Leo la miró con cansancio.

—No la estoy defendiendo, Vale. Solo… hay algo distinto en ella. Se nota que viene jodida. Y no sé si emocionalmente o legalmente.

Valeria se tensó.

—¿Se metió en problemas?

—Algo de eso. Mencionó deudas. Gente que la busca. No fue clara. Pero no está bien.

—¿Y por qué viene a mí ahora?

—Porque tú eres la que quedó entera.

Valeria soltó una risa amarga.

—Crees que quedé entera. Solo aprendí a pararme más rápido que tú.

Leo desvió la mirada hacia la ventana. La lluvia comenzaba a golpear los vidrios con fuerza.

—A veces te envidio. No sé cómo hiciste para salir de ese caos y convertirte en algo más.

—A veces yo también me envidio. Hasta que vuelvo a casa y recuerdo que tengo una abuela enferma, una empresa tambaleante, y un apellido que no me abre puertas, sino que las cierra.

mi vida es un naufragio y estoy tratando de salir a flote.

Leo le tomó la mano, torpemente.

—No quiero pelear, Vale. No esta vez.

—Yo tampoco. Pero no sé si puedo verla. No sé si quiero verla.

—Te entiendo. Pero tal vez necesites hacerlo. Para soltarla… o para enfrentarla. Como sea, ella te va a buscar. No vino a desaparecer otra vez. Vino con una maleta y la cara de quien no tiene a dónde más ir.

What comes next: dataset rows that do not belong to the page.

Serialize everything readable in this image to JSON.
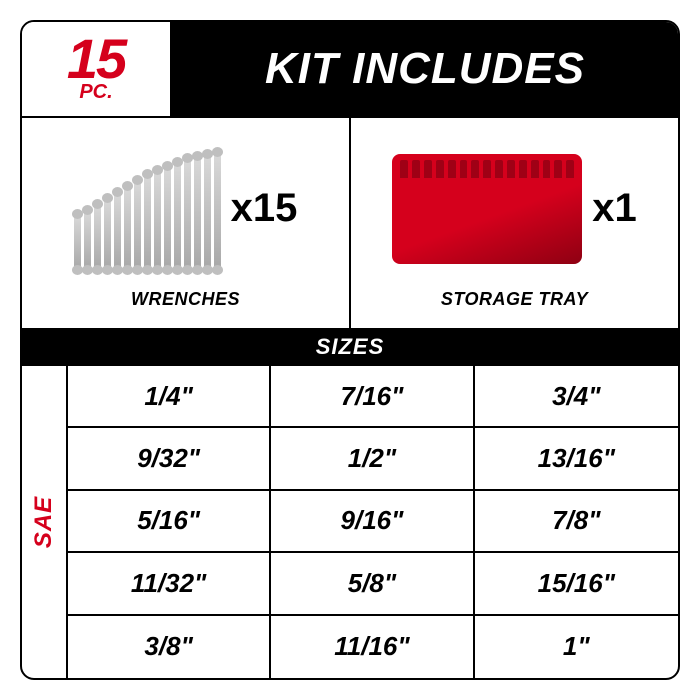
{
  "colors": {
    "brand_red": "#d5001c",
    "black": "#000000",
    "white": "#ffffff",
    "tray_red": "#d5001c",
    "tray_dark": "#8e0012"
  },
  "header": {
    "badge_number": "15",
    "badge_unit": "PC.",
    "title": "KIT INCLUDES"
  },
  "kit_items": [
    {
      "label": "WRENCHES",
      "qty": "x15",
      "type": "wrenches"
    },
    {
      "label": "STORAGE TRAY",
      "qty": "x1",
      "type": "tray"
    }
  ],
  "wrench_heights": [
    54,
    58,
    64,
    70,
    76,
    82,
    88,
    94,
    98,
    102,
    106,
    110,
    112,
    114,
    116
  ],
  "sizes_title": "SIZES",
  "unit_label": "SAE",
  "sizes": [
    [
      "1/4\"",
      "7/16\"",
      "3/4\""
    ],
    [
      "9/32\"",
      "1/2\"",
      "13/16\""
    ],
    [
      "5/16\"",
      "9/16\"",
      "7/8\""
    ],
    [
      "11/32\"",
      "5/8\"",
      "15/16\""
    ],
    [
      "3/8\"",
      "11/16\"",
      "1\""
    ]
  ]
}
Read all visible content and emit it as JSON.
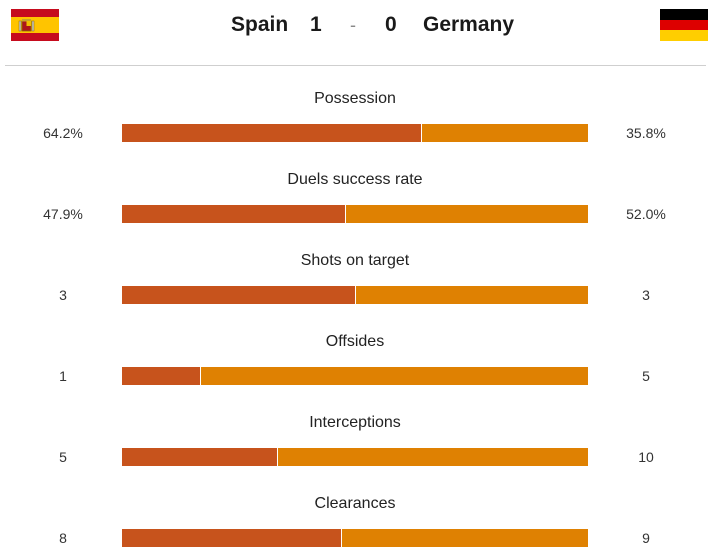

Valeria se quedó en silencio. Algo en su pecho dolía. No por su madre. Por esa niña que aún vivía dentro de ella, esperando una disculpa. Un abrazo. Algo.

—¿Dónde está?

—En un hostal cerca del mercado central. No tiene ni un peso. Si no vas tú, voy a tener que llevarla a casa de la abuela. Y sabes que eso no es opción.

Valeria asintió con los labios apretados.

—Iré mañana. Pero no prometo nada.

—Está bien.

Se quedaron así un momento. Dos hermanos que se parecían más de lo que creían, tratando de reconstruir una historia que nunca fue justa con ellos.

Y afuera, la ciudad seguía rugiendo. Como si nada de eso importara.